I'm a Ph.D student in the Department of Computer Science, Courant Institute of Mathematical Sciences at New York University, with Prof. Yann LeCun.

I'm interested in the area of Machine Learning and Pattern Recognition. My research focuses on trying to answer interesting questions by exploiting the rich contextual information associated with most data sets in a variety of real world domains. To this end, I have focused on the design and application of efficient learning and inference algorithms for models that are capable of handling the uncertainties and interdependencies among samples associated with large scale data sets. I have worked on models of very diverse nature, such as Energy Based Models, Graphical Models, Deep Learning Architectures, and Relational Graphical Models. Furthermore, these models have been applied to real world problems in a variety of domains, such as in economics for predicting the prices of real estate properties, in computer vision for object recognition, face verification, distance metric learning, and data visualization and in robot navigation.

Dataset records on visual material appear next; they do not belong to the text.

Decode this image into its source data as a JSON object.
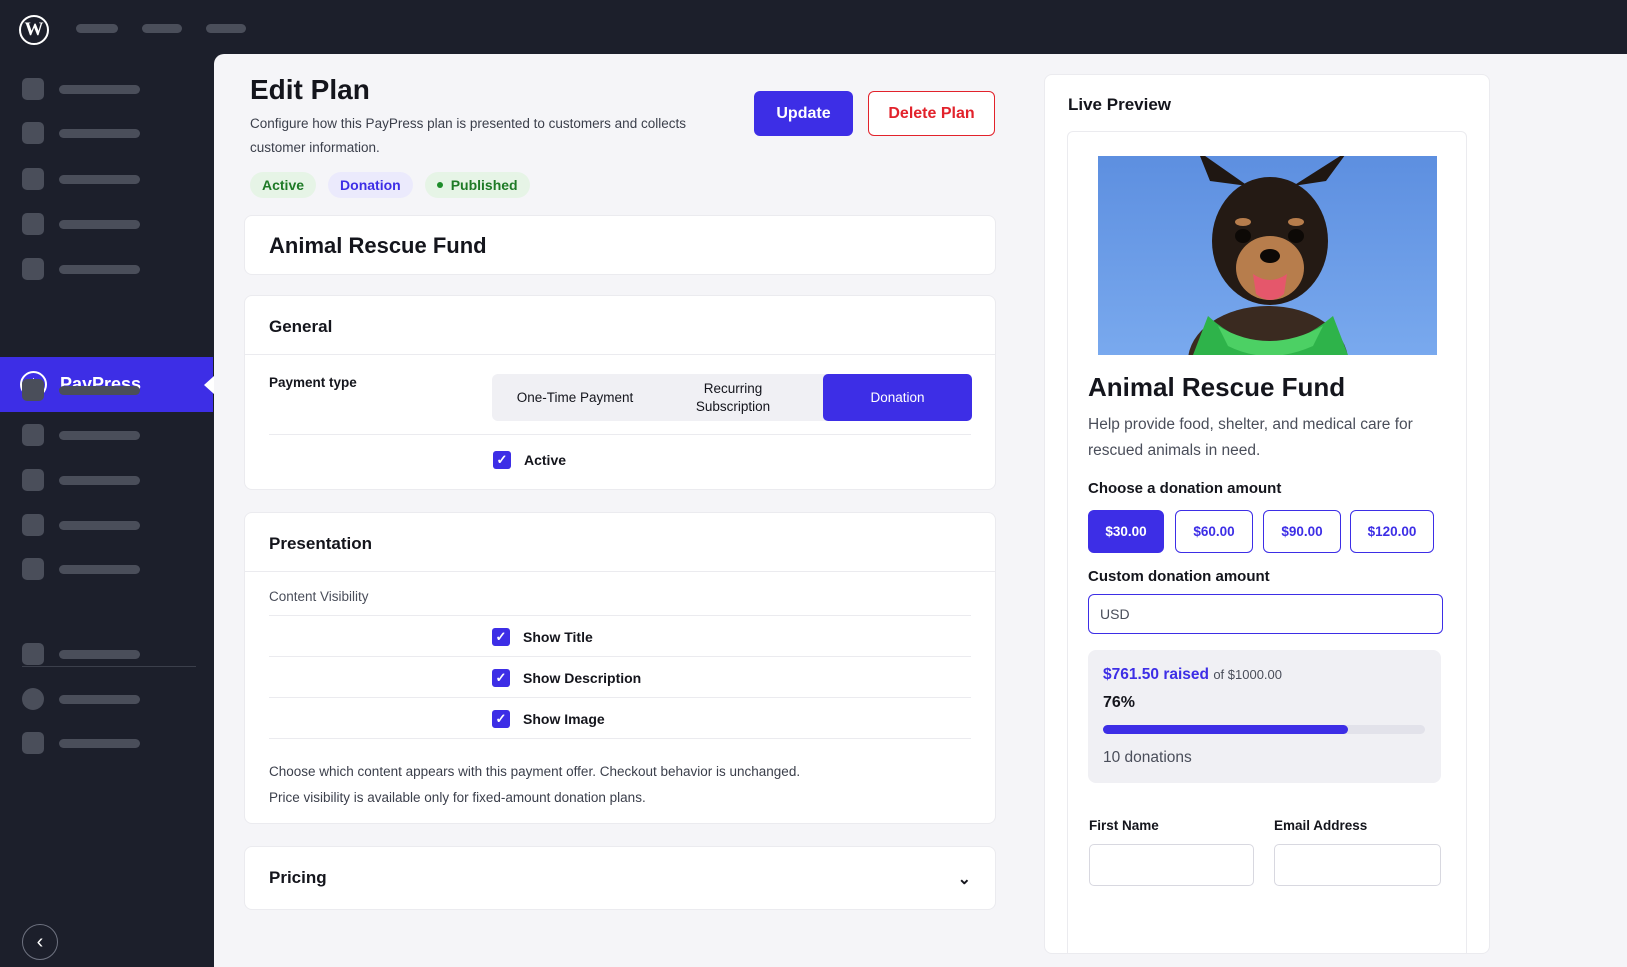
{
  "app": {
    "logo": "W"
  },
  "sidebar": {
    "active_item": {
      "label": "PayPress",
      "icon": "dollar-circle-icon"
    },
    "collapse_icon": "‹"
  },
  "page": {
    "title": "Edit Plan",
    "description": "Configure how this PayPress plan is presented to customers and collects customer information.",
    "update_label": "Update",
    "delete_label": "Delete Plan",
    "badges": {
      "active": "Active",
      "donation": "Donation",
      "published": "Published"
    }
  },
  "plan": {
    "name": "Animal Rescue Fund"
  },
  "general": {
    "title": "General",
    "payment_type_label": "Payment type",
    "options": [
      "One-Time Payment",
      "Recurring Subscription",
      "Donation"
    ],
    "selected": "Donation",
    "active_label": "Active",
    "active_checked": true
  },
  "presentation": {
    "title": "Presentation",
    "visibility_label": "Content Visibility",
    "checks": [
      {
        "label": "Show Title",
        "checked": true
      },
      {
        "label": "Show Description",
        "checked": true
      },
      {
        "label": "Show Image",
        "checked": true
      }
    ],
    "help_line1": "Choose which content appears with this payment offer. Checkout behavior is unchanged.",
    "help_line2": "Price visibility is available only for fixed-amount donation plans."
  },
  "pricing": {
    "title": "Pricing",
    "expanded": false
  },
  "preview": {
    "title": "Live Preview",
    "name": "Animal Rescue Fund",
    "description": "Help provide food, shelter, and medical care for rescued animals in need.",
    "choose_label": "Choose a donation amount",
    "amounts": [
      "$30.00",
      "$60.00",
      "$90.00",
      "$120.00"
    ],
    "selected_amount": "$30.00",
    "custom_label": "Custom donation amount",
    "custom_placeholder": "USD",
    "raised": "$761.50 raised",
    "raised_of": "of $1000.00",
    "percent_label": "76%",
    "progress": 0.7615,
    "donations": "10 donations",
    "first_name_label": "First Name",
    "email_label": "Email Address"
  },
  "colors": {
    "accent": "#3d2ee6",
    "danger": "#e2222b",
    "success": "#1e7a26",
    "sidebar": "#1c1f2b"
  }
}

Rich contextual information Importance of contextual information has been well acknowledged in the fields of human and computer vision. Indeed, when a human observes a scene, or studies a photograph, he usually has at his disposal a wealth of information that is not captured by the image alone. Or, while detecting a car in an image it is beneficial to use the knowledge that a car is usually parked on the road and sky is always above the ground. Contextual information is equally essential for reasoning in other domains as well. For example, the box office revenue of a movie, while relying on its own unique features, will also depend on factors such as what other movies are currently running in theaters, and how did other movies by the same actor/director combination fared in the past. Similarly, in predicting the price of a house, the spatial context (influence of neighboring houses) and the temporal context (inflation) play important roles. In these scenarios, the data samples interact with one another in highly complex ways, while often exhibiting an underlying logical structure. I aim to capture this notion of context by modeling these interdependencies, to enable us to robustly reason for a diverse set of complex real world phenomenon.

Interesting questions Using the contextual information mentioned above, I am more interested in solving problems which go beyond the simple "yes/no" questions (straight forward classification), and which go beyond just predicting the value of a function using only the individual features of an input sample (straight forward regression). For example, in addition to knowing whether a car is present in an image, wouldn't it be interesting to infer all the other objects and their respective positions? Similarly, instead of just predicting the price of a house, it would be far more useful to understand how the economic properties of the entire neighborhood will change over time.